Adam Chodzko’s work as an artist demonstrates an ongoing interest in collapsing the past, present and future – in order to create ‘alternative realities’. In a number of film, slide and photographic works he has invented fictitious scenarios, set in a not-too-distant future, that blend the familiar with the strange. Through fantasy, wonder and make-believe, they push us to
re-consider our sense of place and community.
According to Chodzko the people of Folkestone were once gripped by a superstitious fear of inverted pyramids. The triangulated beams designed to support the wide sea-facing side of the Leas Cliff Hall might look to some people like a clever piece of engineering, but there was a time when many considered them an unfortunate choice of structure. Residents believed that any misfortune that fell on the town (and the people of Folkestone are not slow to voice a grievance) was due to a jinx brought on by these ill-fated shapes.
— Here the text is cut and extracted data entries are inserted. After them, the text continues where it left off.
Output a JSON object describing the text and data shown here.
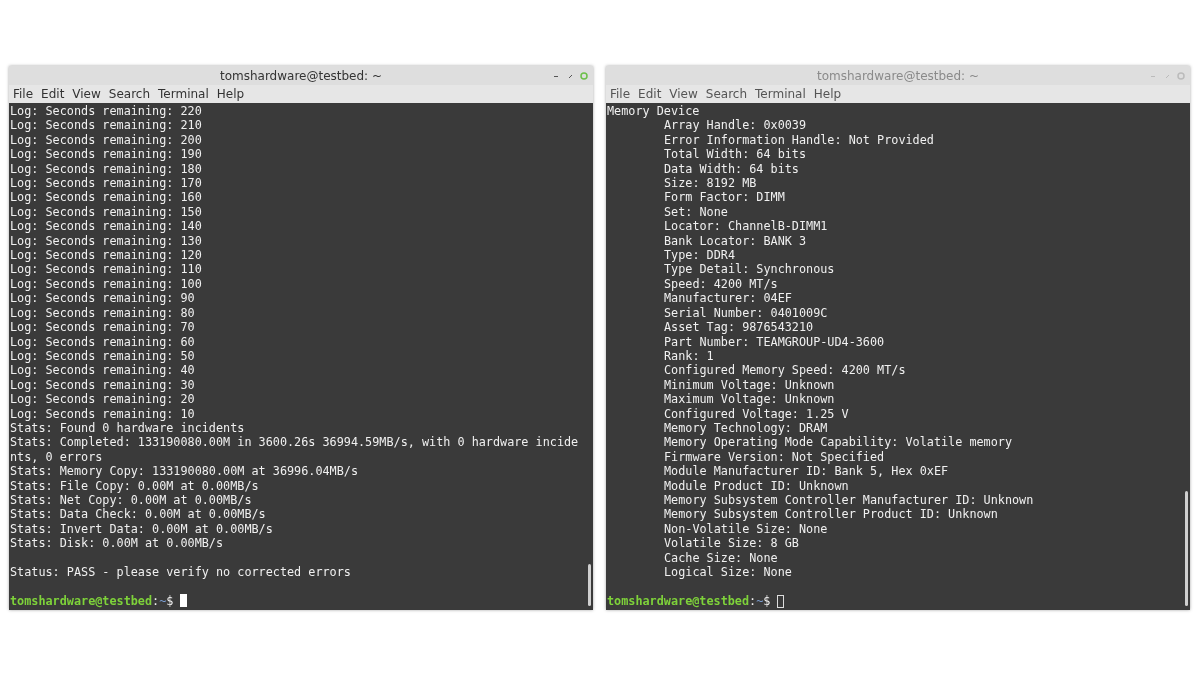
{
  "windows": [
    {
      "title": "tomshardware@testbed: ~",
      "focused": true,
      "menu": [
        "File",
        "Edit",
        "View",
        "Search",
        "Terminal",
        "Help"
      ],
      "lines": [
        {
          "text": "Log: Seconds remaining: 220"
        },
        {
          "text": "Log: Seconds remaining: 210"
        },
        {
          "text": "Log: Seconds remaining: 200"
        },
        {
          "text": "Log: Seconds remaining: 190"
        },
        {
          "text": "Log: Seconds remaining: 180"
        },
        {
          "text": "Log: Seconds remaining: 170"
        },
        {
          "text": "Log: Seconds remaining: 160"
        },
        {
          "text": "Log: Seconds remaining: 150"
        },
        {
          "text": "Log: Seconds remaining: 140"
        },
        {
          "text": "Log: Seconds remaining: 130"
        },
        {
          "text": "Log: Seconds remaining: 120"
        },
        {
          "text": "Log: Seconds remaining: 110"
        },
        {
          "text": "Log: Seconds remaining: 100"
        },
        {
          "text": "Log: Seconds remaining: 90"
        },
        {
          "text": "Log: Seconds remaining: 80"
        },
        {
          "text": "Log: Seconds remaining: 70"
        },
        {
          "text": "Log: Seconds remaining: 60"
        },
        {
          "text": "Log: Seconds remaining: 50"
        },
        {
          "text": "Log: Seconds remaining: 40"
        },
        {
          "text": "Log: Seconds remaining: 30"
        },
        {
          "text": "Log: Seconds remaining: 20"
        },
        {
          "text": "Log: Seconds remaining: 10"
        },
        {
          "text": "Stats: Found 0 hardware incidents"
        },
        {
          "text": "Stats: Completed: 133190080.00M in 3600.26s 36994.59MB/s, with 0 hardware incide"
        },
        {
          "text": "nts, 0 errors"
        },
        {
          "text": "Stats: Memory Copy: 133190080.00M at 36996.04MB/s"
        },
        {
          "text": "Stats: File Copy: 0.00M at 0.00MB/s"
        },
        {
          "text": "Stats: Net Copy: 0.00M at 0.00MB/s"
        },
        {
          "text": "Stats: Data Check: 0.00M at 0.00MB/s"
        },
        {
          "text": "Stats: Invert Data: 0.00M at 0.00MB/s"
        },
        {
          "text": "Stats: Disk: 0.00M at 0.00MB/s"
        },
        {
          "text": "Status: PASS - please verify no corrected errors",
          "gap_before": true
        }
      ],
      "prompt": {
        "user_host": "tomshardware@testbed",
        "separator": ":",
        "path": "~",
        "symbol": "$"
      }
    },
    {
      "title": "tomshardware@testbed: ~",
      "focused": false,
      "menu": [
        "File",
        "Edit",
        "View",
        "Search",
        "Terminal",
        "Help"
      ],
      "lines": [
        {
          "text": "Memory Device",
          "children": [
            "Array Handle: 0x0039",
            "Error Information Handle: Not Provided",
            "Total Width: 64 bits",
            "Data Width: 64 bits",
            "Size: 8192 MB",
            "Form Factor: DIMM",
            "Set: None",
            "Locator: ChannelB-DIMM1",
            "Bank Locator: BANK 3",
            "Type: DDR4",
            "Type Detail: Synchronous",
            "Speed: 4200 MT/s",
            "Manufacturer: 04EF",
            "Serial Number: 0401009C",
            "Asset Tag: 9876543210",
            "Part Number: TEAMGROUP-UD4-3600",
            "Rank: 1",
            "Configured Memory Speed: 4200 MT/s",
            "Minimum Voltage: Unknown",
            "Maximum Voltage: Unknown",
            "Configured Voltage: 1.25 V",
            "Memory Technology: DRAM",
            "Memory Operating Mode Capability: Volatile memory",
            "Firmware Version: Not Specified",
            "Module Manufacturer ID: Bank 5, Hex 0xEF",
            "Module Product ID: Unknown",
            "Memory Subsystem Controller Manufacturer ID: Unknown",
            "Memory Subsystem Controller Product ID: Unknown",
            "Non-Volatile Size: None",
            "Volatile Size: 8 GB",
            "Cache Size: None",
            "Logical Size: None"
          ]
        }
      ],
      "prompt": {
        "user_host": "tomshardware@testbed",
        "separator": ":",
        "path": "~",
        "symbol": "$"
      }
    }
  ]
}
And so, says Chodzko these residents set about creating an elaborate ritual to turn upright these inverted pyramids and break the curse. Evidence of this, he claims, can be found scattered around the surrounding landscape. You don’t believe him? There is even an information sign telling people about it, so it has to be true, doesn’t it?
In Kent, England’s oldest county, there is no shortage of genuine history, but Chodzko has dreamt up a piece of Folkestone past and attempted to slip it into the town’s official identity. But paying close attention to the style in which factual information is presented, he transforms an invented story into something resembling credible evidence. He enjoys playing with our perceptions of truth, blurring the boundaries between fact and fiction, drawing us in using our willingness to be seduced by a good narrative, and then leaves us stranded for a bewildering moment or two in a kind of no man’s land between documentary and fantasy. What makes the path Chodzko leads us down particularly treacherous, is his ability to engage and include the people and places around him.